Imprinted on Her Heart: Erin Bergmann Works for Human Rights in Honduras
When Erin Bergmann graduated from Gonzaga in 2015, working for the United Nations (UN) was her long-term goal. In December of 2019, she finished up a four-month position in Honduras created by the UN, specifically for her.
A self-described nomad, Bergmann has migrated countries and careers, not yet settling in one place or field but always adhering to the call for social justice. While studying international relations at Gonzaga, she interned for a local congressman, served with a non-governmental organization in Nicaragua and worked for World Relief Spokane. All while running in GU’s track and cross-country program.
After graduating, the itch to keep moving never subsided as she accepted a job working for the World Food Program (WFP) in Rome. One of the largest organizations of the UN, the WFP is a leader in the humanitarian efforts to end poverty, hunger and inequality throughout the world. This position, though temporary, kickstarted her experience in global fundraising and provided a connection that would eventually take her to Honduras.
In Honduras, Bergmann’s work with the WFP centered around creating a fundraising strategy that would ultimately combat the effects of the “Dry Corridor.”
“[The Dry Corridor] is the most extreme and clear example in the world of the effects of climate change,” she said. “The primary means of income and livelihood in Honduras is growing food, but they’ve had hardly any precipitation in five years. There is no way for them to make money or eat.”
In a country of 9.1 million people, 60% live in poverty. This poverty, an issue at the root of chronic food insecurity, exists in vast disparities and is highly concentrated in indigenous populations, women, children under 5 and people with disabilities, according to the WFP website.
"It’s heartbreaking and it’s challenging," said Bergmann.
In 2019, U.S. humanitarian funding to Central America was halted, a move that would theoretically stop mass migration. However, a loss of funding of this magnitude meant there was little left to create the sustainable lifestyle needed for people to stay in Honduras.

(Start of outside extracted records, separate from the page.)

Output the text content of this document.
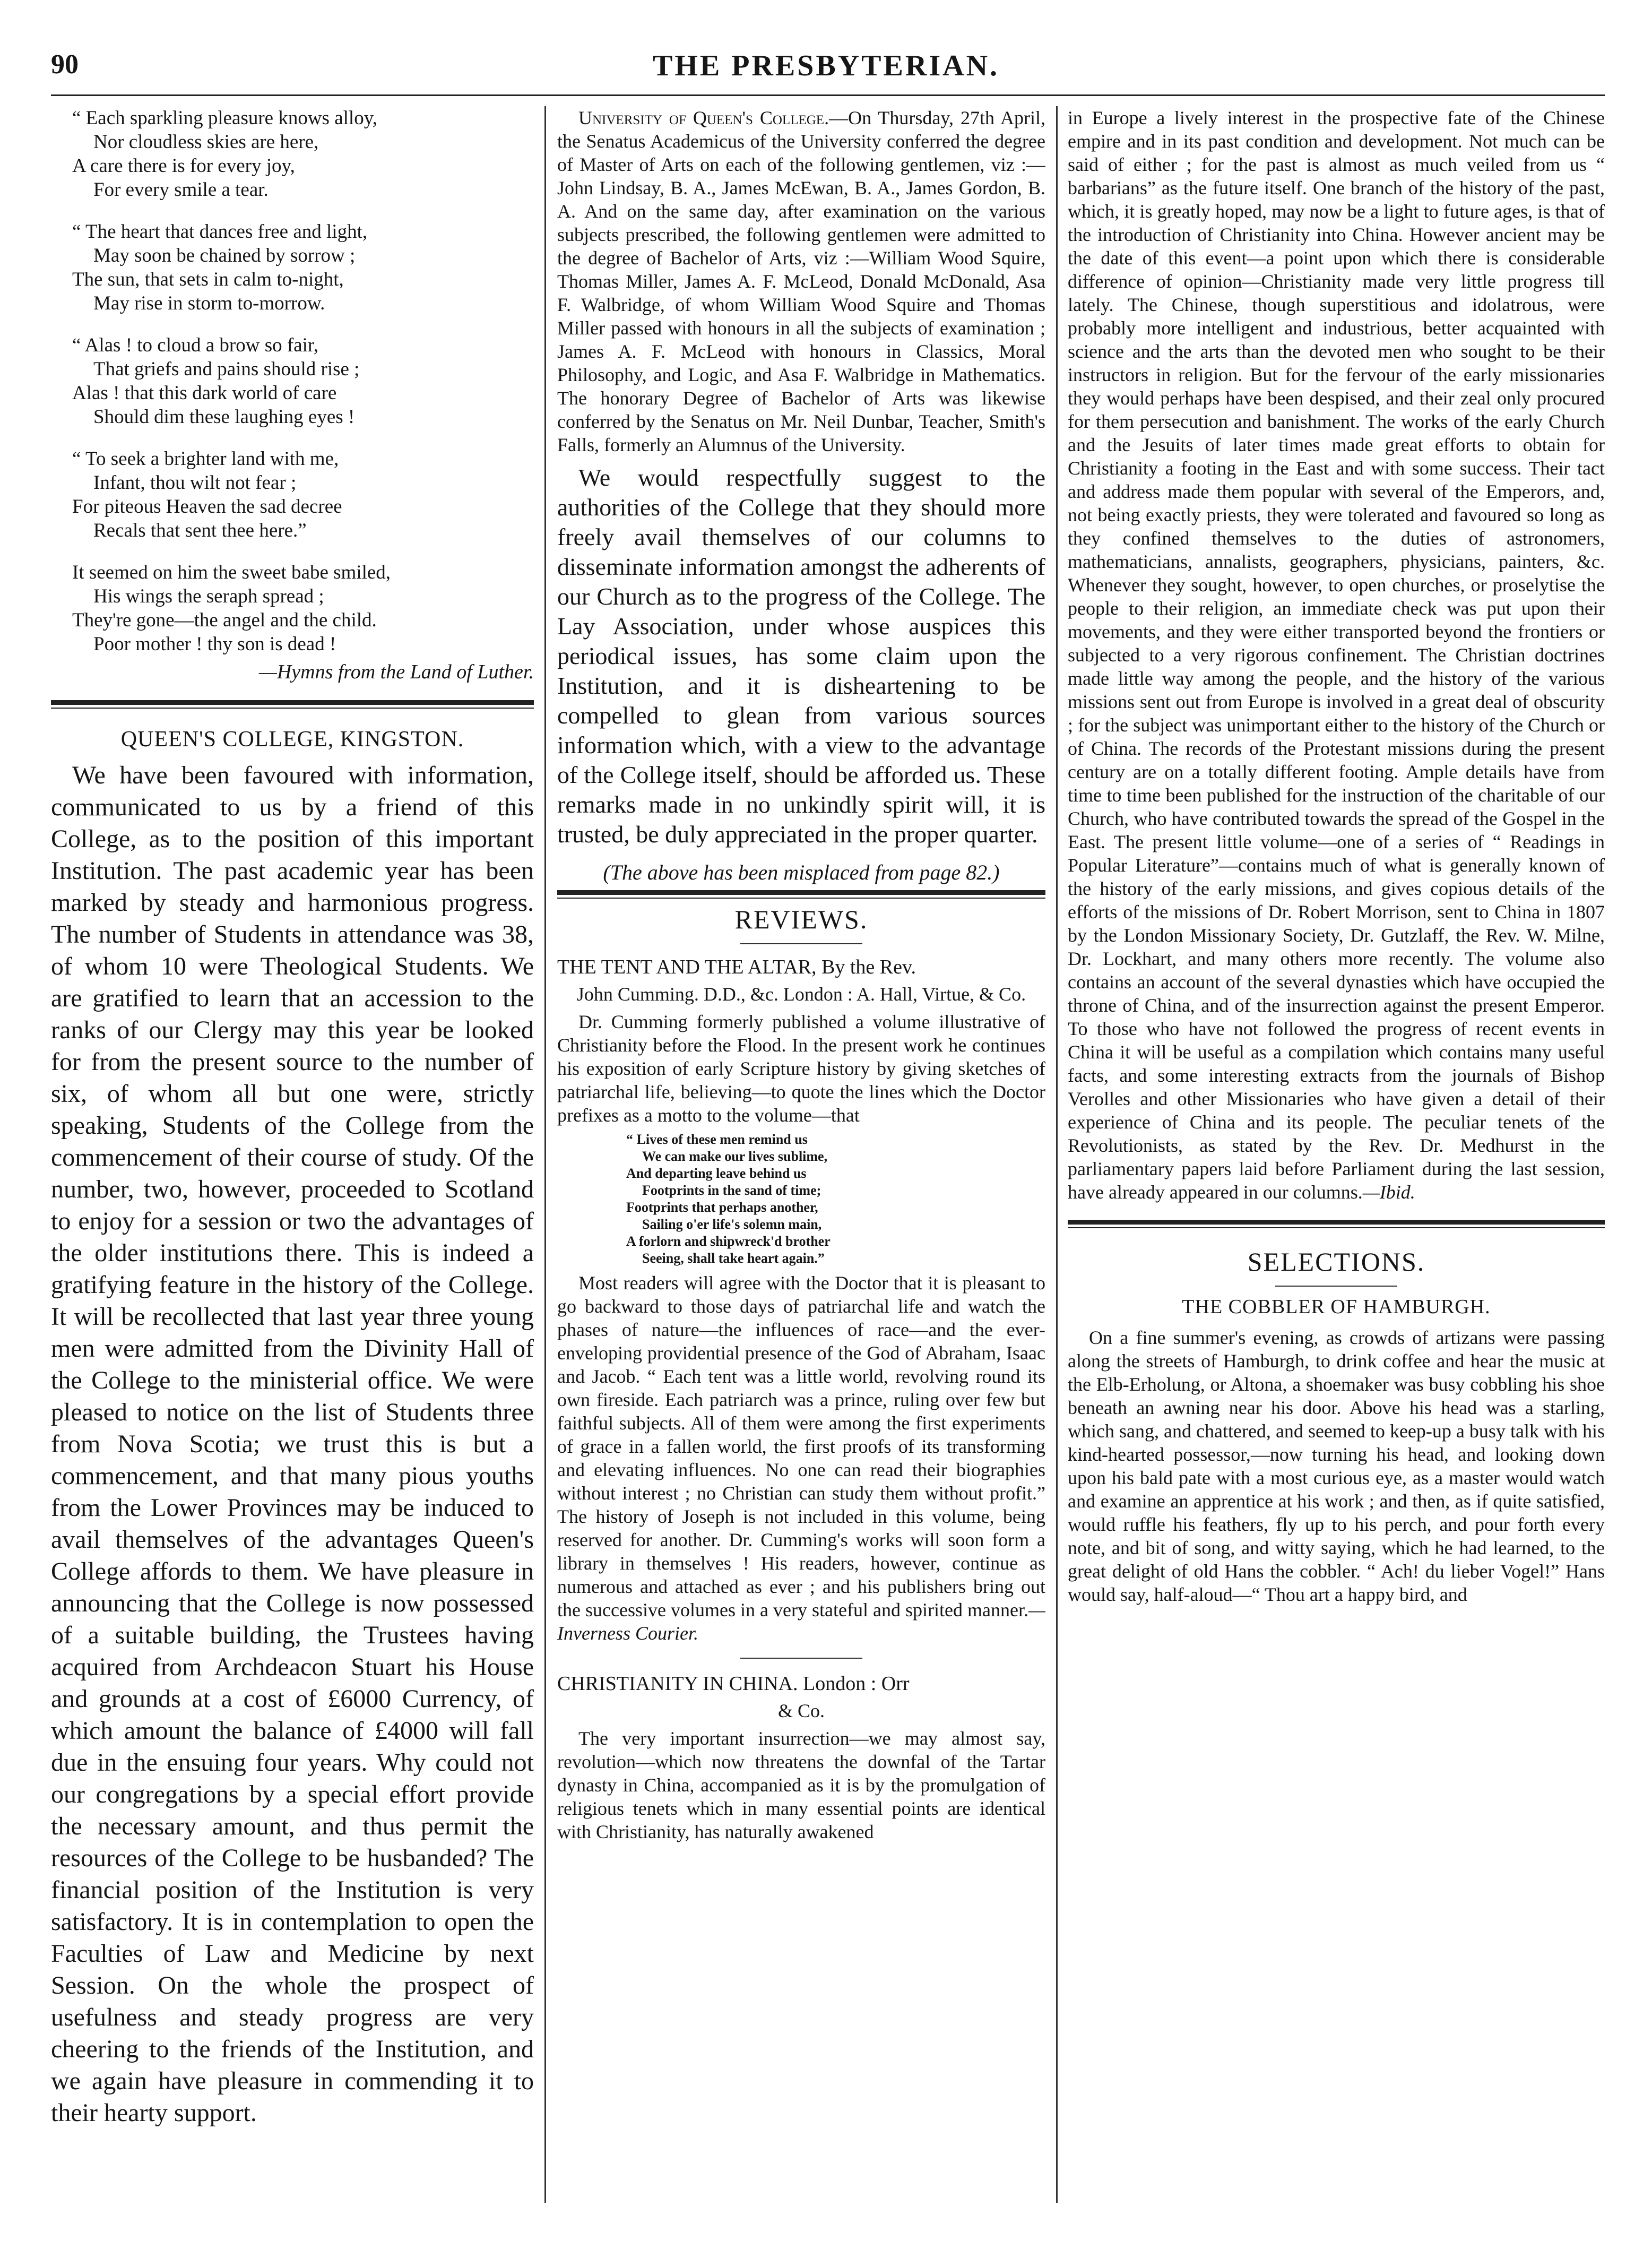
90	THE PRESBYTERIAN.
“ Each sparkling pleasure knows alloy,
Nor cloudless skies are here,
A care there is for every joy,
For every smile a tear.
“ The heart that dances free and light,
May soon be chained by sorrow ;
The sun, that sets in calm to-night,
May rise in storm to-morrow.
“ Alas ! to cloud a brow so fair,
That griefs and pains should rise ;
Alas ! that this dark world of care
Should dim these laughing eyes !
“ To seek a brighter land with me,
Infant, thou wilt not fear ;
For piteous Heaven the sad decree
Recals that sent thee here.”
It seemed on him the sweet babe smiled,
His wings the seraph spread ;
They're gone—the angel and the child.
Poor mother ! thy son is dead !
—Hymns from the Land of Luther.
QUEEN'S COLLEGE, KINGSTON.

We have been favoured with information, communicated to us by a friend of this College, as to the position of this important Institution. The past academic year has been marked by steady and harmonious progress. The number of Students in attendance was 38, of whom 10 were Theological Students. We are gratified to learn that an accession to the ranks of our Clergy may this year be looked for from the present source to the number of six, of whom all but one were, strictly speaking, Students of the College from the commencement of their course of study. Of the number, two, however, proceeded to Scotland to enjoy for a session or two the advantages of the older institutions there. This is indeed a gratifying feature in the history of the College. It will be recollected that last year three young men were admitted from the Divinity Hall of the College to the ministerial office. We were pleased to notice on the list of Students three from Nova Scotia; we trust this is but a commencement, and that many pious youths from the Lower Provinces may be induced to avail themselves of the advantages Queen's College affords to them. We have pleasure in announcing that the College is now possessed of a suitable building, the Trustees having acquired from Archdeacon Stuart his House and grounds at a cost of £6000 Currency, of which amount the balance of £4000 will fall due in the ensuing four years. Why could not our congregations by a special effort provide the necessary amount, and thus permit the resources of the College to be husbanded? The financial position of the Institution is very satisfactory. It is in contemplation to open the Faculties of Law and Medicine by next Session. On the whole the prospect of usefulness and steady progress are very cheering to the friends of the Institution, and we again have pleasure in commending it to their hearty support.

University of Queen's College.—On Thursday, 27th April, the Senatus Academicus of the University conferred the degree of Master of Arts on each of the following gentlemen, viz :— John Lindsay, B. A., James McEwan, B. A., James Gordon, B. A. And on the same day, after examination on the various subjects prescribed, the following gentlemen were admitted to the degree of Bachelor of Arts, viz :—William Wood Squire, Thomas Miller, James A. F. McLeod, Donald McDonald, Asa F. Walbridge, of whom William Wood Squire and Thomas Miller passed with honours in all the subjects of examination ; James A. F. McLeod with honours in Classics, Moral Philosophy, and Logic, and Asa F. Walbridge in Mathematics. The honorary Degree of Bachelor of Arts was likewise conferred by the Senatus on Mr. Neil Dunbar, Teacher, Smith's Falls, formerly an Alumnus of the University.

We would respectfully suggest to the authorities of the College that they should more freely avail themselves of our columns to disseminate information amongst the adherents of our Church as to the progress of the College. The Lay Association, under whose auspices this periodical issues, has some claim upon the Institution, and it is disheartening to be compelled to glean from various sources information which, with a view to the advantage of the College itself, should be afforded us. These remarks made in no unkindly spirit will, it is trusted, be duly appreciated in the proper quarter.

(The above has been misplaced from page 82.)
REVIEWS.
THE TENT AND THE ALTAR, By the Rev.
John Cumming. D.D., &c. London : A. Hall, Virtue, & Co.

Dr. Cumming formerly published a volume illustrative of Christianity before the Flood. In the present work he continues his exposition of early Scripture history by giving sketches of patriarchal life, believing—to quote the lines which the Doctor prefixes as a motto to the volume—that

“ Lives of these men remind us
We can make our lives sublime,
And departing leave behind us
Footprints in the sand of time;
Footprints that perhaps another,
Sailing o'er life's solemn main,
A forlorn and shipwreck'd brother
Seeing, shall take heart again.”

Most readers will agree with the Doctor that it is pleasant to go backward to those days of patriarchal life and watch the phases of nature—the influences of race—and the ever-enveloping providential presence of the God of Abraham, Isaac and Jacob. “ Each tent was a little world, revolving round its own fireside. Each patriarch was a prince, ruling over few but faithful subjects. All of them were among the first experiments of grace in a fallen world, the first proofs of its transforming and elevating influences. No one can read their biographies without interest ; no Christian can study them without profit.” The history of Joseph is not included in this volume, being reserved for another. Dr. Cumming's works will soon form a library in themselves ! His readers, however, continue as numerous and attached as ever ; and his publishers bring out the successive volumes in a very stateful and spirited manner.—Inverness Courier.

CHRISTIANITY IN CHINA. London : Orr
& Co.

The very important insurrection—we may almost say, revolution—which now threatens the downfal of the Tartar dynasty in China, accompanied as it is by the promulgation of religious tenets which in many essential points are identical with Christianity, has naturally awakened

in Europe a lively interest in the prospective fate of the Chinese empire and in its past condition and development. Not much can be said of either ; for the past is almost as much veiled from us “ barbarians” as the future itself. One branch of the history of the past, which, it is greatly hoped, may now be a light to future ages, is that of the introduction of Christianity into China. However ancient may be the date of this event—a point upon which there is considerable difference of opinion—Christianity made very little progress till lately. The Chinese, though superstitious and idolatrous, were probably more intelligent and industrious, better acquainted with science and the arts than the devoted men who sought to be their instructors in religion. But for the fervour of the early missionaries they would perhaps have been despised, and their zeal only procured for them persecution and banishment. The works of the early Church and the Jesuits of later times made great efforts to obtain for Christianity a footing in the East and with some success. Their tact and address made them popular with several of the Emperors, and, not being exactly priests, they were tolerated and favoured so long as they confined themselves to the duties of astronomers, mathematicians, annalists, geographers, physicians, painters, &c. Whenever they sought, however, to open churches, or proselytise the people to their religion, an immediate check was put upon their movements, and they were either transported beyond the frontiers or subjected to a very rigorous confinement. The Christian doctrines made little way among the people, and the history of the various missions sent out from Europe is involved in a great deal of obscurity ; for the subject was unimportant either to the history of the Church or of China. The records of the Protestant missions during the present century are on a totally different footing. Ample details have from time to time been published for the instruction of the charitable of our Church, who have contributed towards the spread of the Gospel in the East. The present little volume—one of a series of “ Readings in Popular Literature”—contains much of what is generally known of the history of the early missions, and gives copious details of the efforts of the missions of Dr. Robert Morrison, sent to China in 1807 by the London Missionary Society, Dr. Gutzlaff, the Rev. W. Milne, Dr. Lockhart, and many others more recently. The volume also contains an account of the several dynasties which have occupied the throne of China, and of the insurrection against the present Emperor. To those who have not followed the progress of recent events in China it will be useful as a compilation which contains many useful facts, and some interesting extracts from the journals of Bishop Verolles and other Missionaries who have given a detail of their experience of China and its people. The peculiar tenets of the Revolutionists, as stated by the Rev. Dr. Medhurst in the parliamentary papers laid before Parliament during the last session, have already appeared in our columns.—Ibid.

SELECTIONS.
THE COBBLER OF HAMBURGH.

On a fine summer's evening, as crowds of artizans were passing along the streets of Hamburgh, to drink coffee and hear the music at the Elb-Erholung, or Altona, a shoemaker was busy cobbling his shoe beneath an awning near his door. Above his head was a starling, which sang, and chattered, and seemed to keep-up a busy talk with his kind-hearted possessor,—now turning his head, and looking down upon his bald pate with a most curious eye, as a master would watch and examine an apprentice at his work ; and then, as if quite satisfied, would ruffle his feathers, fly up to his perch, and pour forth every note, and bit of song, and witty saying, which he had learned, to the great delight of old Hans the cobbler. “ Ach! du lieber Vogel!” Hans would say, half-aloud—“ Thou art a happy bird, and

Without support from the international community, the only way to help the people in the Dry Corridor was to secure funding from other places to implement new methods of farming and cultivate water.
“If we can’t rely on governments to give to us because of politics and sensitivities surrounding that, then the focus is on foundations and corporations,” said Bergmann.
Creating a plan to locate and maintain those crucial fundraising relationships became her lifeblood for four months.
“You want partners to be long-lasting and reliable, kind of like family,” said Bergmann. “You want them to buy in, be there for a long time and build really sustainable, helpful, functional partnerships.”
By the end of her fourth-month term, she had produced a strategy that not only fulfilled the necessary needs but would adapt and respond to strain in the country due to COVID-19.
The work she did in Honduras was both challenging and rewarding, but Bergmann highlights the learning opportunity as one of the biggest takeaways.
“It’s not necessary to try to completely fix or save anything, but to open your eyes to another experience is always good."
The issues in Honduras are deeply complex. The country has one of the most unequal distributions of income and resources in the world, as well as high levels of poverty, violence and migration. Despite this, Bergmann challenges anyone who is willing, to learn about the difficult realities but also to witness the resilience, faith and love present in the country.
“Seeing that amidst hardship, Hondurans have a very beautiful sense of community, their family is everything, they have such faith, they have perseverance, and they have so much love,” she said. “That was very beautiful.”
For Zags still figuring where exactly they fit into the complex world of human rights, Bergmann has one suggestion.
“The more you truly expose yourself and learn about the world and injustices in the world around you, the more motivated you’ll become. You’ll have dreams about it, you’ll be thinking about it when you go to bed and when you wake up,” she said. “The more you expose yourself, the more it’s imprinted on your heart.”